Negotiations between Bethlehem Steel Corp. and United Steelworkers of America continued beyond a midnight strike deadline, with the union agreeing to an hour-by-hour extension as long as talks continued.
"The momentum is in our favor," said Gary Hubbard, a spokesman for the steelworkers. Because of the extension, pickets were not to go up at unless talks broke off, Mr. Hubbard said.
If a new agreement was not hammered out before negotiations ended early this morning, about 4,900 union workers at Bethlehem's Sparrows Point plant would possibly go on strike today -- in the first such company-wide steel strike since 1959.
That plant, which produces 3 million tons of steel annually, has a total work force of 5,500.

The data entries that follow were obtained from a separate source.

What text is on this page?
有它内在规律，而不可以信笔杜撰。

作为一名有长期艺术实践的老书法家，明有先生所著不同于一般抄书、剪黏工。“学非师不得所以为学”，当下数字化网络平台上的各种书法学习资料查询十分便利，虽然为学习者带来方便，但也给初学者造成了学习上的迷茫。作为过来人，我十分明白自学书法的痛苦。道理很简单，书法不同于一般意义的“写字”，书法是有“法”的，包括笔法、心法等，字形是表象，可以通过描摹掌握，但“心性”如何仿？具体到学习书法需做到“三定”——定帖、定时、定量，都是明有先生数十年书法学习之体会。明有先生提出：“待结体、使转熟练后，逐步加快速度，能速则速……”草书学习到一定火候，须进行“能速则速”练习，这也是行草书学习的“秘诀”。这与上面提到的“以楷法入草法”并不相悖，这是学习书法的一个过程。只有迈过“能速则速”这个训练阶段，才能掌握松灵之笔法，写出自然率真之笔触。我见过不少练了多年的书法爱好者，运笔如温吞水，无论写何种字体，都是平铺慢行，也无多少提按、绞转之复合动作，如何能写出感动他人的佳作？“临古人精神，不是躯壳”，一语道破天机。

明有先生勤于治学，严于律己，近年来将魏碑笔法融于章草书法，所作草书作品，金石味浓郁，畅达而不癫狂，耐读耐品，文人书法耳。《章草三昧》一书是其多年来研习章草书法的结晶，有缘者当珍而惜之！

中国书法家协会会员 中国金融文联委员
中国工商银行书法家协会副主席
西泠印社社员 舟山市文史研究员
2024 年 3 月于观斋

"The parties are negotiating with a very intense pace," Harry Spedden, a sub-district director for District 8 of the United Steelworkers of America, said late yesterday afternoon. "There is all sorts of activity going on."

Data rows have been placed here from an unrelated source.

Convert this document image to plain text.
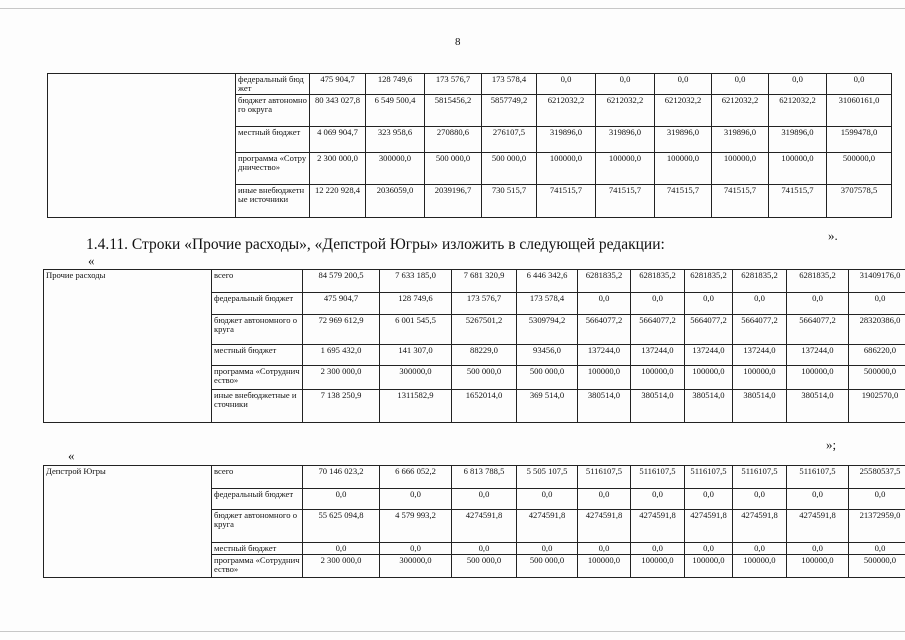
8
	федеральный бюджет	475 904,7	128 749,6	173 576,7	173 578,4	0,0	0,0	0,0	0,0	0,0	0,0
	бюджет автономного округа	80 343 027,8	6 549 500,4	5815456,2	5857749,2	6212032,2	6212032,2	6212032,2	6212032,2	6212032,2	31060161,0
	местный бюджет	4 069 904,7	323 958,6	270880,6	276107,5	319896,0	319896,0	319896,0	319896,0	319896,0	1599478,0
	программа «Сотрудничество»	2 300 000,0	300000,0	500 000,0	500 000,0	100000,0	100000,0	100000,0	100000,0	100000,0	500000,0
	иные внебюджетные источники	12 220 928,4	2036059,0	2039196,7	730 515,7	741515,7	741515,7	741515,7	741515,7	741515,7	3707578,5
1.4.11. Строки «Прочие расходы», «Депстрой Югры» изложить в следующей редакции:
».
«
Прочие расходы	всего	84 579 200,5	7 633 185,0	7 681 320,9	6 446 342,6	6281835,2	6281835,2	6281835,2	6281835,2	6281835,2	31409176,0
	федеральный бюджет	475 904,7	128 749,6	173 576,7	173 578,4	0,0	0,0	0,0	0,0	0,0	0,0
	бюджет автономного округа	72 969 612,9	6 001 545,5	5267501,2	5309794,2	5664077,2	5664077,2	5664077,2	5664077,2	5664077,2	28320386,0
	местный бюджет	1 695 432,0	141 307,0	88229,0	93456,0	137244,0	137244,0	137244,0	137244,0	137244,0	686220,0
	программа «Сотрудничество»	2 300 000,0	300000,0	500 000,0	500 000,0	100000,0	100000,0	100000,0	100000,0	100000,0	500000,0
	иные внебюджетные источники	7 138 250,9	1311582,9	1652014,0	369 514,0	380514,0	380514,0	380514,0	380514,0	380514,0	1902570,0
»;
«
Депстрой Югры	всего	70 146 023,2	6 666 052,2	6 813 788,5	5 505 107,5	5116107,5	5116107,5	5116107,5	5116107,5	5116107,5	25580537,5
	федеральный бюджет	0,0	0,0	0,0	0,0	0,0	0,0	0,0	0,0	0,0	0,0
	бюджет автономного округа	55 625 094,8	4 579 993,2	4274591,8	4274591,8	4274591,8	4274591,8	4274591,8	4274591,8	4274591,8	21372959,0
	местный бюджет	0,0	0,0	0,0	0,0	0,0	0,0	0,0	0,0	0,0	0,0
	программа «Сотрудничество»	2 300 000,0	300000,0	500 000,0	500 000,0	100000,0	100000,0	100000,0	100000,0	100000,0	500000,0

If a strike occurs at Sparrows Point, it would come two days after the end of a strike by 1,000 workers at the adjoining shipyard.
A strike would also shut down Bethlehem's Burns Harbor, Ind., plant with 5,300 workers and a smaller Lackawanna, N.Y., operation with 700 workers. Plants in Bethlehem and Steelton, Pa., which have separate labor contracts, would not be affected by a strike.

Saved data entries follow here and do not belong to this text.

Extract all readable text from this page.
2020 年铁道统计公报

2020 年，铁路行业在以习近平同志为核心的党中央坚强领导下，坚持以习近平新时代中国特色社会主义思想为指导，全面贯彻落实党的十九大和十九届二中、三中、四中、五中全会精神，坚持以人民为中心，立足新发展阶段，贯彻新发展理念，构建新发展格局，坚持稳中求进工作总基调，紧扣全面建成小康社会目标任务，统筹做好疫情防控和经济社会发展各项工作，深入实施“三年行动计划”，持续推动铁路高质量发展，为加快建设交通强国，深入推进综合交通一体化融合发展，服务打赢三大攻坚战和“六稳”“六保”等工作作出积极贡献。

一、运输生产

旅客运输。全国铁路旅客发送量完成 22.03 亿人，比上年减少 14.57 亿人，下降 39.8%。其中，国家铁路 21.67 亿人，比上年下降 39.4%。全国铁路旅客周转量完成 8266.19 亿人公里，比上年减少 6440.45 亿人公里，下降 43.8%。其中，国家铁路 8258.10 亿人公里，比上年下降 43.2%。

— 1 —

The labor dispute comes at a critical juncture for both Bethlehem Steel and the steelworkers union.
Racked by three years of losses totaling more than $1.7 billion, Bethlehem Steel expects to break into the black during the current quarter. But those hopes would be dashed by an extended strike.
The United Steelworkers, whose ranks have been reduced by the job cuts among the major steelmakers, would be further hurt if a Bethlehem strike crippled the nation's second-largest steel company.
Bethlehem and the United Steelworkers have been negotiating since June 8, two days after an agreement was reached at Inland Steel Industries Inc. That agreement included a no-layoff clause and a 50-cent-an-hour wage increase over the life of the six-year contract.
Although that contract had served as a model for the two sides, there were sharp disagreements between Bethlehem and the union on medical insurance and pensions.
The company wants a managed care arrangement in which all the workers would be required to seek medical treatment from an approved list of health providers, according to David Wilson, a district director for the United Steelworkers.